WILLMAR — The decision wasn't easy and the Kandiyohi County Board of Commissioners worried about how the decision would impact some of the county's seniors, but the vote to terminate the care coordination contract between the county and Blue Cross Blue Shield of Minnesota was unanimous.
It brings to an end a partnership that has been in place for over 20 years.
"It has always been the assumption the county would continue this work as long as it was viable and it didn't require any county levy dollars to support this contract," said Jennie Lippert, county Health and Human Services director at Tuesday's board meeting.
The main reasons the county decided to terminate the contract now were staffing concerns and upcoming training because of a major revision to a software program that will be used by the county Health and Human Services Home and Community Based Services division, which care coordination is a part of.
"We've been watching this for a number of years," Lippert said.
Care coordination is a service provided to subscribers to BCBS's Blue Plus program, for seniors on state medical programs. The work is currently done by a team of social workers and a nurse from Kandiyohi County on behalf of BCBS.
"That individual helps them (subscribers) with medical appointments, if they have medical questions, if they need help getting resources," Lippert said.
The contract requires 130 days notice prior to termination, so for the next three to four months the county will continue to provide the program to the clients. BCBS will be responsible to find another entity to replace the county.
"Clients shouldn't see any downfall from this," Lippert said. "It should hopefully be a seamless transition."
With the termination of the care coordination contract, those staff from the program can be reassigned to other areas, helping to alleviate the staffing crunch in the county's HCBS. There is still the possibility that additional employees will be needed, as the caseloads for these programs increase as more people become eligible for them.
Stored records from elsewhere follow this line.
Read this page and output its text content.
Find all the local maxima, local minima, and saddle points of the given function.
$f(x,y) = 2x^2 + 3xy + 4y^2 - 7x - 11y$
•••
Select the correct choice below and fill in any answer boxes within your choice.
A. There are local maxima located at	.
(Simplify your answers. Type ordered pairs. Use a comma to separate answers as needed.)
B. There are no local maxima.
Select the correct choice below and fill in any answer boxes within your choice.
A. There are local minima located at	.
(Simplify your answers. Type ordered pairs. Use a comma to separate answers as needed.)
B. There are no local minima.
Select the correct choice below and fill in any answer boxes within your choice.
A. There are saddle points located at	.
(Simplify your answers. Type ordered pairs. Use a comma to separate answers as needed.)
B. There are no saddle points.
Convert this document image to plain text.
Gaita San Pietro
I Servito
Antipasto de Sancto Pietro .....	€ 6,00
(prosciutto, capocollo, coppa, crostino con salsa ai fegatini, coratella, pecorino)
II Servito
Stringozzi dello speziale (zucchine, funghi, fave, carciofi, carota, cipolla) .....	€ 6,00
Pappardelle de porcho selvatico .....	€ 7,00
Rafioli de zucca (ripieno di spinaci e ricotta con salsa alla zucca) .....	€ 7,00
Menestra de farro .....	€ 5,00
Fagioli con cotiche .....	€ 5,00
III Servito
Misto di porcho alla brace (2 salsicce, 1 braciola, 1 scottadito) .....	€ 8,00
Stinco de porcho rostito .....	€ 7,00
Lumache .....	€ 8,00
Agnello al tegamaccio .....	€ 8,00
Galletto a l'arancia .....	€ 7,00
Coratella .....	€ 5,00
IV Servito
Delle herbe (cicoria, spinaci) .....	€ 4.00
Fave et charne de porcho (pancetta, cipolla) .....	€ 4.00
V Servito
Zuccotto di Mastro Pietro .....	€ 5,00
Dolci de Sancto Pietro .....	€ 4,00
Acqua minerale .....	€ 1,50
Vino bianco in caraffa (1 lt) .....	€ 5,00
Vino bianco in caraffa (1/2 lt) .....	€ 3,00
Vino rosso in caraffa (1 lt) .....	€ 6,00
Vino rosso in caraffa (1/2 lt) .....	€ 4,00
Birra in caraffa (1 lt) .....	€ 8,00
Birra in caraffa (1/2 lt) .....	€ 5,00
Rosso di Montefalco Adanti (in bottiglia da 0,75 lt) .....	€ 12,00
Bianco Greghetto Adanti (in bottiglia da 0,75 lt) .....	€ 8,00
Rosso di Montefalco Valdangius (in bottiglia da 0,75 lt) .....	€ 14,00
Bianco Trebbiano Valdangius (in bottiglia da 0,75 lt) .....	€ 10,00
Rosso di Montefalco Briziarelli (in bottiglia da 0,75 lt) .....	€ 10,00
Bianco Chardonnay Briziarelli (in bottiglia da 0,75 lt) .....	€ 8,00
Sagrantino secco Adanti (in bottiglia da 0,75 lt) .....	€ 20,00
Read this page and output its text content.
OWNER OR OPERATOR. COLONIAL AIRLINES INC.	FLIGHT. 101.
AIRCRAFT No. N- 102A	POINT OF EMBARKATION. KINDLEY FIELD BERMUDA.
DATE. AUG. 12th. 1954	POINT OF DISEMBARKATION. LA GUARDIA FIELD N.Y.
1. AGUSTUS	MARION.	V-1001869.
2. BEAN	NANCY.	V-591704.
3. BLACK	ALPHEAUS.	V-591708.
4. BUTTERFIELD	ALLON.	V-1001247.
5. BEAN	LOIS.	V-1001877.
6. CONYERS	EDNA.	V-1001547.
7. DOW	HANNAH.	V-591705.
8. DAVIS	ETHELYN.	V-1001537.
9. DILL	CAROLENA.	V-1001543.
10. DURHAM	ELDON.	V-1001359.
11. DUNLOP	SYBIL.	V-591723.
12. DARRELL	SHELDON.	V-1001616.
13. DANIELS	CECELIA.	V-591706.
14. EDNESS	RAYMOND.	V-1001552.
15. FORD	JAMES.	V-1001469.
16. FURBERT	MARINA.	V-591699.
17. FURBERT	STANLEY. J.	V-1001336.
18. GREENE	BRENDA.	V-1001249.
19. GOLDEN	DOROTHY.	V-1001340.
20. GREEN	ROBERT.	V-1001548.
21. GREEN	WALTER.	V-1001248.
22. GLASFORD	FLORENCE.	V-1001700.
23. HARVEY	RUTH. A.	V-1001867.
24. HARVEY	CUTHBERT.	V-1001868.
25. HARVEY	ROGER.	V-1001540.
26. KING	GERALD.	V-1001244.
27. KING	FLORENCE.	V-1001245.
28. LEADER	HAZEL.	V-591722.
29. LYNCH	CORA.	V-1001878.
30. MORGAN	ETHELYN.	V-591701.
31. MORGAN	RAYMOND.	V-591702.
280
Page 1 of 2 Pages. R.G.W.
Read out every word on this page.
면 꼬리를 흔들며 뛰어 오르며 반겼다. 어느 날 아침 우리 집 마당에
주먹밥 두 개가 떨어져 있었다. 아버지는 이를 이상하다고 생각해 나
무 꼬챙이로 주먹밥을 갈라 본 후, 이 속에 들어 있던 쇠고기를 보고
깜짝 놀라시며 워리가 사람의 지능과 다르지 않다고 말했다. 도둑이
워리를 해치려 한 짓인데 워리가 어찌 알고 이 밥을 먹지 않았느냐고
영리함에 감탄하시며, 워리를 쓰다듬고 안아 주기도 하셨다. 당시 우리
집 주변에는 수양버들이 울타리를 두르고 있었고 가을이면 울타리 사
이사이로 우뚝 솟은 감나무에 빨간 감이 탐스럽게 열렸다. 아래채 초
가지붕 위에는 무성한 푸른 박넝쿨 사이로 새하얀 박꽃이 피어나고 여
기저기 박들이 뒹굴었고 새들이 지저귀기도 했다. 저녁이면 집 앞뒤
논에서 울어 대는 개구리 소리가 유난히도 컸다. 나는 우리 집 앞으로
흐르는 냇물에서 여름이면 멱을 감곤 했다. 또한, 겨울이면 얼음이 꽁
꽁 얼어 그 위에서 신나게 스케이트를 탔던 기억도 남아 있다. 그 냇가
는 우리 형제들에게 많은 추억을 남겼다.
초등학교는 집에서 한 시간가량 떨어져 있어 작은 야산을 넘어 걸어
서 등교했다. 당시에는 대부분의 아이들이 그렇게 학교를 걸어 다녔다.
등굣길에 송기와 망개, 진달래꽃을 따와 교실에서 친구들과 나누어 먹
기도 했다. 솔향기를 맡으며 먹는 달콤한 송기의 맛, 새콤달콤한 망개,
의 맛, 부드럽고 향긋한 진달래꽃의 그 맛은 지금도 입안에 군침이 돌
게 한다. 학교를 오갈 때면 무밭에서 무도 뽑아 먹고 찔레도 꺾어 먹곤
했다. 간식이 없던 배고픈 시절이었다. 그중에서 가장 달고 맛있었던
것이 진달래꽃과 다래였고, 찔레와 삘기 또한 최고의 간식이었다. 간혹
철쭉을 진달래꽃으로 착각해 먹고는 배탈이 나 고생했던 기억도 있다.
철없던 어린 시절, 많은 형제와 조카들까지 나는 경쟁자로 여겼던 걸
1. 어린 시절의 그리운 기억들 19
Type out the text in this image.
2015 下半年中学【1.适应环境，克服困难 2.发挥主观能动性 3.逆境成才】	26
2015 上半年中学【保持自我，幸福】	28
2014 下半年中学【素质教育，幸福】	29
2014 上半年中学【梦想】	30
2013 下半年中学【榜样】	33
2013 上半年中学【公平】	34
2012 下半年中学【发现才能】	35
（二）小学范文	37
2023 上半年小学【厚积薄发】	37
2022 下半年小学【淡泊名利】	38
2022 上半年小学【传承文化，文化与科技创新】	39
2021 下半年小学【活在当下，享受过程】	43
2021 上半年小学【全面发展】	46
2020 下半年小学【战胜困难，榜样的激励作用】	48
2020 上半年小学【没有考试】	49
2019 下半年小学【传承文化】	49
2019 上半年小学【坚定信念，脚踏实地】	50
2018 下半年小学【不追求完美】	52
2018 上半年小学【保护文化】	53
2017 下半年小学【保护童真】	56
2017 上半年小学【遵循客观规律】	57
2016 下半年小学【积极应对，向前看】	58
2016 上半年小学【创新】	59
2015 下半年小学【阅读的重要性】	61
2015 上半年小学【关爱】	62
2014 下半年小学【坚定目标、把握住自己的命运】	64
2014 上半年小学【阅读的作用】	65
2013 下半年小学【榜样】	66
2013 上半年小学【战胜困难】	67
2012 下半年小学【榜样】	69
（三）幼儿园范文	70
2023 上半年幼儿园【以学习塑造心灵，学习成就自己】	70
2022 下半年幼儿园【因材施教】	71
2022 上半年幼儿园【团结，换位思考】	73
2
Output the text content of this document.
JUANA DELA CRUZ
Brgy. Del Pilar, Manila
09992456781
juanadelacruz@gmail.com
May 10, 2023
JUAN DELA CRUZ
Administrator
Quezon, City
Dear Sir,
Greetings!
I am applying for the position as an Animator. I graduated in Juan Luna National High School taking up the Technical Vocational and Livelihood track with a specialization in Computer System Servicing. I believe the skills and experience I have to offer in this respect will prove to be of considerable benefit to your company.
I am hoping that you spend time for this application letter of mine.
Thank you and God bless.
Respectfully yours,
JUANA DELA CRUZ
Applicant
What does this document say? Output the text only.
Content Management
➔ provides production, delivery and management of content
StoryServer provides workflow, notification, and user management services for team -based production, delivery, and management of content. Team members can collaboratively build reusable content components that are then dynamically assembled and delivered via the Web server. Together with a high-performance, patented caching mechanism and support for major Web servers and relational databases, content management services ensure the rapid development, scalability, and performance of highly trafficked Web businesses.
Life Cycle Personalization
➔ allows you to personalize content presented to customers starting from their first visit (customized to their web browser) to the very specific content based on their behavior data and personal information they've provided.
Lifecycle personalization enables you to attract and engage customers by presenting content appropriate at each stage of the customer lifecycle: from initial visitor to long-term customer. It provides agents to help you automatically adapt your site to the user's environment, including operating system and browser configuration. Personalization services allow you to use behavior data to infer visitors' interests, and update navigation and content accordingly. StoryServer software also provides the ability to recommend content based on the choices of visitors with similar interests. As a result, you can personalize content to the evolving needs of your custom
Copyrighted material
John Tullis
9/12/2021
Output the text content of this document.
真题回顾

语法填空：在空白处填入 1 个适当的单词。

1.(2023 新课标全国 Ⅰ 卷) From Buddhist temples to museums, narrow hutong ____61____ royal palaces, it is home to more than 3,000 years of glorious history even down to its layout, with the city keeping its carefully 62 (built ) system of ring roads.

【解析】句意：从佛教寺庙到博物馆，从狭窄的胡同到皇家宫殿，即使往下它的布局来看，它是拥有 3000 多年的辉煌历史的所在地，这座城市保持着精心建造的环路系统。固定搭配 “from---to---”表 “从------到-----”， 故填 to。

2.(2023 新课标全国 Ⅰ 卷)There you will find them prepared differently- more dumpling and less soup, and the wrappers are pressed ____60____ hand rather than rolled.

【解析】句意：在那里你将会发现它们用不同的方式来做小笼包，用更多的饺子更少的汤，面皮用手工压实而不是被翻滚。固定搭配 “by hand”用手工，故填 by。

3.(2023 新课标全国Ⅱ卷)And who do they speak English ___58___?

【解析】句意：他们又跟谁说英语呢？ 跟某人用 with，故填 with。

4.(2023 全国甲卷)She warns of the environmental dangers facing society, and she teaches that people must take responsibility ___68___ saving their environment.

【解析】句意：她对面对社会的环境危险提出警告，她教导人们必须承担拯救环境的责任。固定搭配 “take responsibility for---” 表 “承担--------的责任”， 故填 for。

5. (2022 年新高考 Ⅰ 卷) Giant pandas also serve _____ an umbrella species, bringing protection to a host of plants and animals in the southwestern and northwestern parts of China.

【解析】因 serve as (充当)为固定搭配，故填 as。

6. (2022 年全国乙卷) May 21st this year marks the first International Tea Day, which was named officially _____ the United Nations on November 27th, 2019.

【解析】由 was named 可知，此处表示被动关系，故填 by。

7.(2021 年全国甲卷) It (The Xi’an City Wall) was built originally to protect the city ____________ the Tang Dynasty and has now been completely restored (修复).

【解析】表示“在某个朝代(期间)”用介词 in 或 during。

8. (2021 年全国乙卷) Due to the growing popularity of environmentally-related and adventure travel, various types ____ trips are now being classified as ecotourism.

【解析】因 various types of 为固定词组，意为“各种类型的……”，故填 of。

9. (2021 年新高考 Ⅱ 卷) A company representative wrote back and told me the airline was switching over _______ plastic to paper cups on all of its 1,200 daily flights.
While the commissioners don't love having to increase staff and continue to grow the size and cost of government, they also understand that there really is no choice if the state mandates services and the population that uses those services continues to grow. As more of the baby boomer generation reaches the age of 65 and go on state medical programs and services, the county will have to be able to serve them.
"The numbers just speak for themselves, you can't change that," said Commissioner Roger Imdieke. "Increase services, increased costs are a fact of life."